THE UNDERACHIEVERS – Indigoism
Sorti le 1er février 2013,
chez Brainfeeder.
Issus de Brooklyn, les Underachievers sont présentés comme des affiliés au mouvement « Beast Coast », dont A$AP Rocky et son collectif A$AP Mob sont des proches, et dont le membre le plus éminent est le jeune Joey Bada$$. C’est cependant quelqu’un de l’autre extrémité des Etats-Unis, Flying Lotus, qui a pointé les projecteurs vers le duo, en le signant sur son label Brainfeeder.
Compte-tenu de ce contexte, ça ne s’annonce pas forcément bien. A$AP Rocky, Joey Bada$$, Flying Lotus… Cela fait beaucoup d’artistes notoires et appréciés, mais surcotés par la vieille garde, objets d’une bulle critique. L’engouement autour des Underachievers, toutefois, n’a rien d’un soufflé. Indigoism, l’une des mixtapes les plus remarquées en ce début 2013, est pour de bon excellente.
Nous sommes proches du revivalisme studieux de 1999, la mixtape de Joey Bada$$. Indigoism évoque aussi la fin des années 90, quand le rap new-yorkais retournait dans l’underground, qu’il valorisait à l’extrême l’élasticité des raps et qu’il jouait avec des sons bizarres. Comme à l’époque, Issa Dash et Ak, les deux rappeurs, secondés par plusieurs beatmakers (Mr. Bristol et les Entreproducers, notamment), privilégient un rap fait de flows techniques et d’habiles rimes internes, avec en sus un poil de commentaire social (« Root Of All Evil »). Et à cela, ils ajoutent une pincée d’ésotérisme (« 6th Sense »), comme pouvaient le faire autrefois Scienz of Life ou les Lost Children of Babylon.
Chez les Underachievers, comme chez l’essentiel de leurs contemporains, les drogues occupent une part essentielle du propos. Mais plutôt que de se livrer comme eux à une apologie de la défonce, c’est à l’ancienne que le duo traite des stupéfiants sur les morceaux « Revelations », « Maxing Out », « Herb Shuttles » ou « Potion Number 25 » : comme de clés qui ouvrent les portes de la perception. L’influence des narcotiques s’entend aussi dans leurs sons, qu’ils se révèlent atmosphériques (« Herb Shuttles », « T.A.D.E.D. », l’orgue vaporeux de « Revelations »), psychédéliques (« New New York »), possédés (« Play Your Part »), ou bien encore sombres et abyssaux (« So Devilish »).

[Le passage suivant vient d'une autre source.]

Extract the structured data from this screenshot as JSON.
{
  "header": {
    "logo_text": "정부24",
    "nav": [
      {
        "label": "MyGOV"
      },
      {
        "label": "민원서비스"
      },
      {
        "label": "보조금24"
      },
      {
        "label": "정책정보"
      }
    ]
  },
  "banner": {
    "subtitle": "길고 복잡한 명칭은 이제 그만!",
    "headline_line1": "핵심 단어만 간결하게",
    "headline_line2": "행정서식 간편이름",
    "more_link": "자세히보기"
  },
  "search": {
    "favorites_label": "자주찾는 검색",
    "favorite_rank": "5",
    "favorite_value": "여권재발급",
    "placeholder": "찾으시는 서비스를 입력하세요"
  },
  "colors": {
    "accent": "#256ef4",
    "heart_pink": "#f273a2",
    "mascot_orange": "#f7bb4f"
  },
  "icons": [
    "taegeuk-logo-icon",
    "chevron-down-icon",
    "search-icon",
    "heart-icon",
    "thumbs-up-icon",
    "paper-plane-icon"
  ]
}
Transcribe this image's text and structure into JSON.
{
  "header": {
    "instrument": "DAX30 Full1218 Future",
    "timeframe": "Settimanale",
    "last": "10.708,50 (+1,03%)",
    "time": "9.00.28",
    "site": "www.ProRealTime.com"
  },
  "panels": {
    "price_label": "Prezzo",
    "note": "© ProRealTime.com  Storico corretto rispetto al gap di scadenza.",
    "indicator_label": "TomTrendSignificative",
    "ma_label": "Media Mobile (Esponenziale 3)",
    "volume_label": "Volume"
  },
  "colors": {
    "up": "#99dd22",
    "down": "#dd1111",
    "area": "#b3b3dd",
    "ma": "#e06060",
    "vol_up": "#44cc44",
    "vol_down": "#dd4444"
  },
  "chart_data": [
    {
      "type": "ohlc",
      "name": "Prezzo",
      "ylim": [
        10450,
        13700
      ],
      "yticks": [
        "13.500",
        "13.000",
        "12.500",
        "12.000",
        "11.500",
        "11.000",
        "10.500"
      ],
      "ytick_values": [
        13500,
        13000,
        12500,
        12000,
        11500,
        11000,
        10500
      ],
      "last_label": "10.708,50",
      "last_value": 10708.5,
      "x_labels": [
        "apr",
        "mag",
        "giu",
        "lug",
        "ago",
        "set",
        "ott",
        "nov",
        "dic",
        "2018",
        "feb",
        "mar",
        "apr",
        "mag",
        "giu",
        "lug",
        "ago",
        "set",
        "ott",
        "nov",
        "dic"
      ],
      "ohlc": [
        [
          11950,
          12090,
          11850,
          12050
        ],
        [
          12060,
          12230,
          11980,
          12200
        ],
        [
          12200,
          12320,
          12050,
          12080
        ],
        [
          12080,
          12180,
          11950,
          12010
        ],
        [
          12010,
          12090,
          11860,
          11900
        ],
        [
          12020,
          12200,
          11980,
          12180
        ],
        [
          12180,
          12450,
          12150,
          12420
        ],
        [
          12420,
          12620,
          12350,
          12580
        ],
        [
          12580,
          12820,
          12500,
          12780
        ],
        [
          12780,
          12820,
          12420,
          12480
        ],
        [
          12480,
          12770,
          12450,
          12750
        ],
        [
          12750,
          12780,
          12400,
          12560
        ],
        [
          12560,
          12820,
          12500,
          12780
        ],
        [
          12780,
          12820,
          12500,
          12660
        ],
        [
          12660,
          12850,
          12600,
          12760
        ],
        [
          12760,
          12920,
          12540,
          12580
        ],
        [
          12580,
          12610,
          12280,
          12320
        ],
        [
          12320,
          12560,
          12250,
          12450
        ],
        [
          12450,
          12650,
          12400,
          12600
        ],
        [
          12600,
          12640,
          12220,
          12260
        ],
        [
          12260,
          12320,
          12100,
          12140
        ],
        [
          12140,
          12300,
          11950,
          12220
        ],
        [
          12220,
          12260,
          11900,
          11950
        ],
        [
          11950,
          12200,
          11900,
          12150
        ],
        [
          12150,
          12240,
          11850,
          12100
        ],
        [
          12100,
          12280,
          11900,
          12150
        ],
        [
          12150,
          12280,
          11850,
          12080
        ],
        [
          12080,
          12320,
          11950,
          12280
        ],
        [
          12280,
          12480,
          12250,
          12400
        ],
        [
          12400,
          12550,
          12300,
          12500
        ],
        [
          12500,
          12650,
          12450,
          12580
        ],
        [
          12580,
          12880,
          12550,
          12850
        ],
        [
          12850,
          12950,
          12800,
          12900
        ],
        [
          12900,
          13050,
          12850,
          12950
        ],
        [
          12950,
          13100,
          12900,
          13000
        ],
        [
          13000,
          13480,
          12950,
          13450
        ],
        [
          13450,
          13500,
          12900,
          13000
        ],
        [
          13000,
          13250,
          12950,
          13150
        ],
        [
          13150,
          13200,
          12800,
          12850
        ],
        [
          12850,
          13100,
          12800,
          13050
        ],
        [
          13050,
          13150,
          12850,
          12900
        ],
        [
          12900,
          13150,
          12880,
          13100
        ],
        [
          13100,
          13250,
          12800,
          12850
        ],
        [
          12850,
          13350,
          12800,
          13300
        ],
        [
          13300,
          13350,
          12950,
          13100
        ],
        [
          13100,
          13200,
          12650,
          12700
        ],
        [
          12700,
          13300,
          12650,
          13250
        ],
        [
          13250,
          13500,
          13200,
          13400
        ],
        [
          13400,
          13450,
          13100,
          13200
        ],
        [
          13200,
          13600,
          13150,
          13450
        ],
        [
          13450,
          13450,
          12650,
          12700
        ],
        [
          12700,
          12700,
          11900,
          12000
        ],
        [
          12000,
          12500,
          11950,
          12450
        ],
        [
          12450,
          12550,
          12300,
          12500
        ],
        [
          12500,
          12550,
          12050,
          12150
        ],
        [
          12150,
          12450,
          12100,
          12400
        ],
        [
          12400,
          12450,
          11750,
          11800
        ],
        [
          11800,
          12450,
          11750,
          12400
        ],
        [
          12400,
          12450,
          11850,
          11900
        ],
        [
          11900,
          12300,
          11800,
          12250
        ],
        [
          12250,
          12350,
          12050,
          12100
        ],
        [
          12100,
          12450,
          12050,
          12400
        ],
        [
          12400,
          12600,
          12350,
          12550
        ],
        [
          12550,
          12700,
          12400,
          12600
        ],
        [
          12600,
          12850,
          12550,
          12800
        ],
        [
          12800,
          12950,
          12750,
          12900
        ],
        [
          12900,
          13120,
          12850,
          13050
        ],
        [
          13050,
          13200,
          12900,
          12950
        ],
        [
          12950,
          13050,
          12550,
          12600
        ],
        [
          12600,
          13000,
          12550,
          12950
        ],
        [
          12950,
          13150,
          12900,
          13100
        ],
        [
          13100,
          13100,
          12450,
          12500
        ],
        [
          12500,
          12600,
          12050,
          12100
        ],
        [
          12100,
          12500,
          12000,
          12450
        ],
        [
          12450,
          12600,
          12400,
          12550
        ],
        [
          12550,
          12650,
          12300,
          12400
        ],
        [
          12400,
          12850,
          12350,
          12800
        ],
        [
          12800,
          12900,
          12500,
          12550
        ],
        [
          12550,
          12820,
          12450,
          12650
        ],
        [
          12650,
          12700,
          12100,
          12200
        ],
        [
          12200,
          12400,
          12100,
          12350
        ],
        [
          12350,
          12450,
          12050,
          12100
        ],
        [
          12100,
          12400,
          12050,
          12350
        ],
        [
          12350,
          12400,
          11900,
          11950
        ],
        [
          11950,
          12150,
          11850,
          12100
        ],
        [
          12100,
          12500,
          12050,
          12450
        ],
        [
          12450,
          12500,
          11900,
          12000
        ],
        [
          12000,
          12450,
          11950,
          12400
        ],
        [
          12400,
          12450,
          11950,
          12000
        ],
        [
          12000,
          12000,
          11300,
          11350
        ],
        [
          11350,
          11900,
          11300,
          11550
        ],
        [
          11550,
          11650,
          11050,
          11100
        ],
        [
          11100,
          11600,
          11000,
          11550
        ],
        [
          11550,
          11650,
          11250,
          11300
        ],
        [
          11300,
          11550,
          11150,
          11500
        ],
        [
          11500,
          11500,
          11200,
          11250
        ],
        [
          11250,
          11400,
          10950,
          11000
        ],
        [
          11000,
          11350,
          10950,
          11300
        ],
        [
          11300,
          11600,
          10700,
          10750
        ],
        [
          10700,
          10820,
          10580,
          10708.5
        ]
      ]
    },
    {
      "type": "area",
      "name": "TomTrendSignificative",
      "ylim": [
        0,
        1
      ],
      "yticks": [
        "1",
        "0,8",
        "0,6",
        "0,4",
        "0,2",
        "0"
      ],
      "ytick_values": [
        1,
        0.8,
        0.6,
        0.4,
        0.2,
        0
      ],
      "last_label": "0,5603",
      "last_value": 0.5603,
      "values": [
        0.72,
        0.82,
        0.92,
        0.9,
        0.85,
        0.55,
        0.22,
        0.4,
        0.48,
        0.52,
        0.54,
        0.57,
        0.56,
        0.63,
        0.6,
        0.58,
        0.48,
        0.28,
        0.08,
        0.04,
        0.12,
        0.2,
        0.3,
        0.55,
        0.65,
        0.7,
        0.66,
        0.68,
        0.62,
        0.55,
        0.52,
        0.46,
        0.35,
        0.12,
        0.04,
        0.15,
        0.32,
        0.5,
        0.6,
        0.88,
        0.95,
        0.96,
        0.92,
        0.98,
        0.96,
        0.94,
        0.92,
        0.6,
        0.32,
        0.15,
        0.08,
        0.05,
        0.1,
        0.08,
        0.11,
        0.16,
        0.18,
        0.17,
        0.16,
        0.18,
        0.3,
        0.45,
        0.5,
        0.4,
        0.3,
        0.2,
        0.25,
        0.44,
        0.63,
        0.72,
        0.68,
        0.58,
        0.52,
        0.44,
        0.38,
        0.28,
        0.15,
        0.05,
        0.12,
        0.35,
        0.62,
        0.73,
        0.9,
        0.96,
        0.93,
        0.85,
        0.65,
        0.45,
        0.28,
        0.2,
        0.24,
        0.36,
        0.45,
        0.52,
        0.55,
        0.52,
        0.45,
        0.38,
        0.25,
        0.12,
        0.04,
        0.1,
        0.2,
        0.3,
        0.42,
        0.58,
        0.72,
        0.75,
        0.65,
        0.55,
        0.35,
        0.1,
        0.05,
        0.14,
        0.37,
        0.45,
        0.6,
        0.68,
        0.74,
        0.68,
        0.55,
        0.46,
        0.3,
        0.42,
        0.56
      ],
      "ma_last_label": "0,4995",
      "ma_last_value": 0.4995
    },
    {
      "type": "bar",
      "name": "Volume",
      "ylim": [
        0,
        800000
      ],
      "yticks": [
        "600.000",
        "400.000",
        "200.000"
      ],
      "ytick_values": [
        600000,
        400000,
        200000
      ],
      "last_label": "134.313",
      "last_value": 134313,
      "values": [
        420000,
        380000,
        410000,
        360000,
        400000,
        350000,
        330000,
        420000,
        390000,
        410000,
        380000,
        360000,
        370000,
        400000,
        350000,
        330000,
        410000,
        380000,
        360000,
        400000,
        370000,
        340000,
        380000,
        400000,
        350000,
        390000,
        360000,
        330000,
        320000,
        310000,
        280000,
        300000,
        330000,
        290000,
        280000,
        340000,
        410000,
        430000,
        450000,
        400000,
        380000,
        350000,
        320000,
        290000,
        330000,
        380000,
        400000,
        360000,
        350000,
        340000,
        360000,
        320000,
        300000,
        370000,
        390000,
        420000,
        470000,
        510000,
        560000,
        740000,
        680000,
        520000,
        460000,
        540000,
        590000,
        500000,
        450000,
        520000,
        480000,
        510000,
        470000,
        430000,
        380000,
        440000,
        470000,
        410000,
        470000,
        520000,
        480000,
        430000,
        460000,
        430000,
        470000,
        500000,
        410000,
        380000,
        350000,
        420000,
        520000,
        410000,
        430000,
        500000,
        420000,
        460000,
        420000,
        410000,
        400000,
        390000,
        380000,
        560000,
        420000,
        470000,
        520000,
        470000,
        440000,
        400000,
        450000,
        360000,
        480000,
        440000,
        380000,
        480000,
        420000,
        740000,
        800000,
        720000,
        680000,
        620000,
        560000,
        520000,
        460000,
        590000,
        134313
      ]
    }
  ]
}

Toutes ces formules ont eu des précédents. Et pourtant, les Underachievers et leurs producteurs se distinguent du tout-venant, avec un sens mélodique prononcé, par exemple, manifeste sur les titres « Maxing Out », « 6th Sense », « Gold Soul Theory », sur le très beau « My Prism », et sur ce « The Mahdi » dont le beat n’est pas sans rappeler le « 93 ’till Infinity » des Souls of Mischief. C’est cela qui les démarque de leurs collègues et protecteurs, et qui permet au duo d’assumer son héritage classic rap new-yorkais, tout en semblant parfaitement à leur place en ce début de décennie 2010.